Batch Inverse-Variance Weighting: Deep Heteroscedastic Regression
This addresses the issue of label noise in machine learning for applications with variable labeling accuracy, but it is incremental as it adapts an existing statistical method to neural networks.
The paper tackles the problem of heteroscedastic regression in supervised learning, where label noise varies per sample, by proposing Batch Inverse-Variance (BIV), a loss function based on inverse-variance weighting adapted for neural networks; experimental results show that BIV significantly improves performance on two noisy datasets compared to baseline methods like L2 loss and inverse-variance weighting.
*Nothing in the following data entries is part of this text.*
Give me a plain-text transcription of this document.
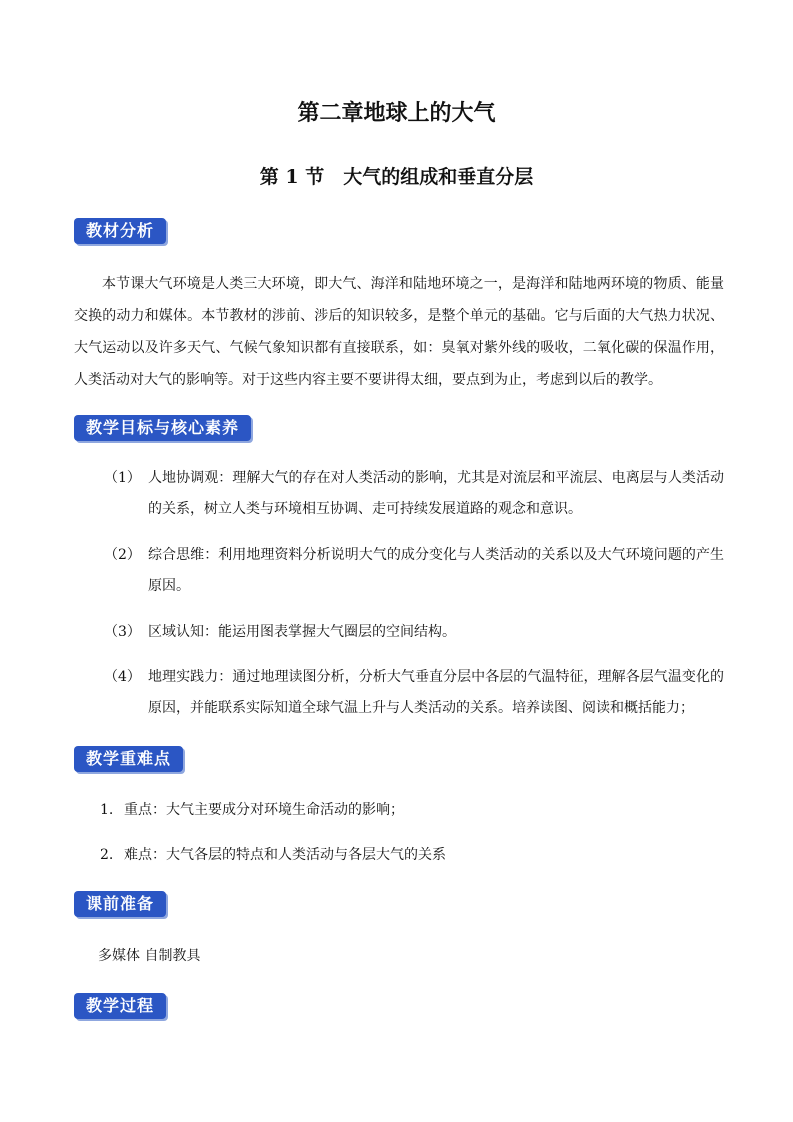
第二章地球上的大气
第 1 节　大气的组成和垂直分层
教材分析
本节课大气环境是人类三大环境，即大气、海洋和陆地环境之一，是海洋和陆地两环境的物质、能量交换的动力和媒体。本节教材的涉前、涉后的知识较多，是整个单元的基础。它与后面的大气热力状况、大气运动以及许多天气、气候气象知识都有直接联系，如：臭氧对紫外线的吸收，二氧化碳的保温作用，人类活动对大气的影响等。对于这些内容主要不要讲得太细，要点到为止，考虑到以后的教学。
教学目标与核心素养
（1） 人地协调观：理解大气的存在对人类活动的影响，尤其是对流层和平流层、电离层与人类活动的关系，树立人类与环境相互协调、走可持续发展道路的观念和意识。
（2） 综合思维：利用地理资料分析说明大气的成分变化与人类活动的关系以及大气环境问题的产生原因。
（3） 区域认知：能运用图表掌握大气圈层的空间结构。
（4） 地理实践力：通过地理读图分析，分析大气垂直分层中各层的气温特征，理解各层气温变化的原因，并能联系实际知道全球气温上升与人类活动的关系。培养读图、阅读和概括能力；
教学重难点
1. 重点：大气主要成分对环境生命活动的影响；
2. 难点：大气各层的特点和人类活动与各层大气的关系
课前准备
多媒体 自制教具
教学过程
Heteroscedastic regression is the task of supervised learning where each label is subject to noise from a different distribution. This noise can be caused by the labelling process, and impacts negatively the performance of the learning algorithm as it violates the i.i.d. assumptions. In many situations however, the labelling process is able to estimate the variance of such distribution for each label, which can be used as an additional information to mitigate this impact. We adapt an inverse-variance weighted mean square error, based on the Gauss-Markov theorem, for parameter optimization on neural networks. We introduce Batch Inverse-Variance, a loss function which is robust to near-ground truth samples, and allows to control the effective learning rate. Our experimental results show that BIV improves significantly the performance of the networks on two noisy datasets, compared to L2 loss, inverse-variance weighting, as well as a filtering-based baseline.